Saiba mais: Escravidão indígena no Brasil colonial –
início e fim
Foto:
Luis Fernando Sadek, 1989

Há a presença de duas missões religiosas. A Missão São Francisco, localizada na aldeia Missão, no rio Cururu, instalada em 1911; e a Missão Batista, que iniciou suas atividades em fins da década de 1960, estando situada na aldeia Sai Cinza, no rio Tapajós, com uma distância de cerca de 40 minutos de lancha da pequena cidade de Jacareacanga.

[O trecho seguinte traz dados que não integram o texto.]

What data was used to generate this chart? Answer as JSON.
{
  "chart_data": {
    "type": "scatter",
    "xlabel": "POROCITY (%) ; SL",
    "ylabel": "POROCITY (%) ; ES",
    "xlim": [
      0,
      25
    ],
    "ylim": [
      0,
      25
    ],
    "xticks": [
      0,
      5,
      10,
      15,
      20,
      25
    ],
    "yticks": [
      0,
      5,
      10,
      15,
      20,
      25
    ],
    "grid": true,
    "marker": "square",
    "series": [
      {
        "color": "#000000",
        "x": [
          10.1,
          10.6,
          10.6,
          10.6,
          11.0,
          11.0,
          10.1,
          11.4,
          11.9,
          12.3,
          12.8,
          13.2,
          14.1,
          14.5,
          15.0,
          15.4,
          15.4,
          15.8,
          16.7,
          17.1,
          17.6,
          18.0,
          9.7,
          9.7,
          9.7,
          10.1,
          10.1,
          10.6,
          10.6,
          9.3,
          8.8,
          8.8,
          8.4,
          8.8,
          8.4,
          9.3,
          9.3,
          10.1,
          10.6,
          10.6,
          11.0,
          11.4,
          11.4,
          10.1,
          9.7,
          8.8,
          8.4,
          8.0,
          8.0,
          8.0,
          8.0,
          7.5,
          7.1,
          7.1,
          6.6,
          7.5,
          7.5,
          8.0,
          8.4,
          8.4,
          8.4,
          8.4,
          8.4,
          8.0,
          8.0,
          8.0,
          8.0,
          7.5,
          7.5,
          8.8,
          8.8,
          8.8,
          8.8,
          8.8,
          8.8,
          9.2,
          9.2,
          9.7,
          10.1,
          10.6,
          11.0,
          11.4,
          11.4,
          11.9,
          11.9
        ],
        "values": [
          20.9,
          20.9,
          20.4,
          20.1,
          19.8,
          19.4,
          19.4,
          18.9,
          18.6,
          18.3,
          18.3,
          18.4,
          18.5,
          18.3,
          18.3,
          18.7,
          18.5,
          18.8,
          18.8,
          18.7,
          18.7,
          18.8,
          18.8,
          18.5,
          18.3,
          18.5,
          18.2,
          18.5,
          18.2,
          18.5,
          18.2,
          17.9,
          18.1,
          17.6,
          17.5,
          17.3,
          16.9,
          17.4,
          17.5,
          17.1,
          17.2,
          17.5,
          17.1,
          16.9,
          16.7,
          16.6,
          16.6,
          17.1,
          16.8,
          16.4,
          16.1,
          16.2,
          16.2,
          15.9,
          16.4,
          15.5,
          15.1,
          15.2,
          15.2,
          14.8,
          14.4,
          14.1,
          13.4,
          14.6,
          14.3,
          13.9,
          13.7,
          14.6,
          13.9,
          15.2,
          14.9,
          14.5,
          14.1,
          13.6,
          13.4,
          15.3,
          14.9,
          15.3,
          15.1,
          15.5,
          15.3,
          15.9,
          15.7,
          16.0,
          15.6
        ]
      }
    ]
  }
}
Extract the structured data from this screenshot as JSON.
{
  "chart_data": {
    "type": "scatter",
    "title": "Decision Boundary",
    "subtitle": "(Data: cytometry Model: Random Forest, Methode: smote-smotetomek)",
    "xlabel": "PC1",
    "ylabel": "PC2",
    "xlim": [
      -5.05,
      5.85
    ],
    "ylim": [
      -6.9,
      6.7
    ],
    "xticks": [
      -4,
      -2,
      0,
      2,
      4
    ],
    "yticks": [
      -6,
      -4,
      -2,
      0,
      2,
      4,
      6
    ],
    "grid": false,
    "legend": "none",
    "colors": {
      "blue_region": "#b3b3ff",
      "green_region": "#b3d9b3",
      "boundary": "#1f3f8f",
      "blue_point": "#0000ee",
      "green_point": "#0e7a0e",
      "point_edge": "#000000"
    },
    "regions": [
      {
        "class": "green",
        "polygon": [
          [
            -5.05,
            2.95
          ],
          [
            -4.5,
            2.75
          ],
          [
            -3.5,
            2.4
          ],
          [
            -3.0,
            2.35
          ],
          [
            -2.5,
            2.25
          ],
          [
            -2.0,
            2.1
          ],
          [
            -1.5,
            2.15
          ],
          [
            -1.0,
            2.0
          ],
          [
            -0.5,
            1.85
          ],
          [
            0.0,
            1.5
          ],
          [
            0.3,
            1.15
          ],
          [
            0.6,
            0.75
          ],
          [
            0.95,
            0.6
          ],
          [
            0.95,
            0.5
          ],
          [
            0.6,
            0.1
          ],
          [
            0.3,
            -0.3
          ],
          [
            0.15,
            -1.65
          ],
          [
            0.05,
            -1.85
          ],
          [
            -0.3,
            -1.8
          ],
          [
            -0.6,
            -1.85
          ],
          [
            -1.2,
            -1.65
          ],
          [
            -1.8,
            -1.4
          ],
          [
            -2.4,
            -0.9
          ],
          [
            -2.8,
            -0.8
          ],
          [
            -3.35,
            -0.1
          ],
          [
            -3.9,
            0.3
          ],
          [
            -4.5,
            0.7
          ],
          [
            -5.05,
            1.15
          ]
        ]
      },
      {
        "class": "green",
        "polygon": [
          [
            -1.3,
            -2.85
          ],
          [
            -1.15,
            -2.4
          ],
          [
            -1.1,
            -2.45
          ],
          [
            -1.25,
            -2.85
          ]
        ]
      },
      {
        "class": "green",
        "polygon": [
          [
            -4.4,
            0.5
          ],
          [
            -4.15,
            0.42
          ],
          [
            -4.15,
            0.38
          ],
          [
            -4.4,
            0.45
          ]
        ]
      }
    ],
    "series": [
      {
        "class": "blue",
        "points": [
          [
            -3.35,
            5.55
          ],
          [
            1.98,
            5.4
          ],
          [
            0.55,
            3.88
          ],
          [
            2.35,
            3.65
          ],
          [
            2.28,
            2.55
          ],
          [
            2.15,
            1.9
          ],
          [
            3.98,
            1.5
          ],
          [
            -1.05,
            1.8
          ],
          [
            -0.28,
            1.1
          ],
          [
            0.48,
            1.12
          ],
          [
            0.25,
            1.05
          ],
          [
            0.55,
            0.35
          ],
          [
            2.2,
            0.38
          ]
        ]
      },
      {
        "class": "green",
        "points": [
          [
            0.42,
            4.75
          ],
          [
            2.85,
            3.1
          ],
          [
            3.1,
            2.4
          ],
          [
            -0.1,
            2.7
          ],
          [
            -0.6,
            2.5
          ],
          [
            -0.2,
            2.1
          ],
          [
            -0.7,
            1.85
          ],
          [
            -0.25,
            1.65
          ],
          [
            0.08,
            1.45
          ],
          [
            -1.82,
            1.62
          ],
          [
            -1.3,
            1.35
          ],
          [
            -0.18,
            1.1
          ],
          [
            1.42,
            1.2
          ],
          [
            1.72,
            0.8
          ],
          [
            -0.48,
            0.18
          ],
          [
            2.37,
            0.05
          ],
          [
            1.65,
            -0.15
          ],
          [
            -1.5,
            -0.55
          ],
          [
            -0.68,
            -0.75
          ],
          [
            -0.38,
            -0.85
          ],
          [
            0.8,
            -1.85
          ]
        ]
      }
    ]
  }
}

Como falei anteriormente, as interferências na vida cultural e religiosa dos Munduruku estão presentes devido à atuação das duas instituições religiosas, porém, os Munduruku em sua maioria, apesar de participarem dos rituais católicos e protestantes, dificilmente podem ser considerados como plenamente convertidos. Atualmente não há mais uma objeção aberta por parte das Missões às práticas de pajelança. E ao que parece os Munduruku não atribuem grande importância às condenações feitas pelas religiões cristãs à sua religiosidade tradicional. A presença de missões de diferentes religiões não causou entre os Munduruku rivalidades ou disputas deste cunho, fato que pode significar que eles atribuem soluções e interpretações próprias no que diz respeito a religião.
Cultura material
Na
cultura material se destacam as cestarias e os trançados, que são atividades
masculinas, cabendo ao homem a confecção do Iço – cesto com o qual as mulheres
carregam os frutos e produtos da roça –, as peneiras e demais utensílios de uso
doméstico feitos com talas e fibras naturais.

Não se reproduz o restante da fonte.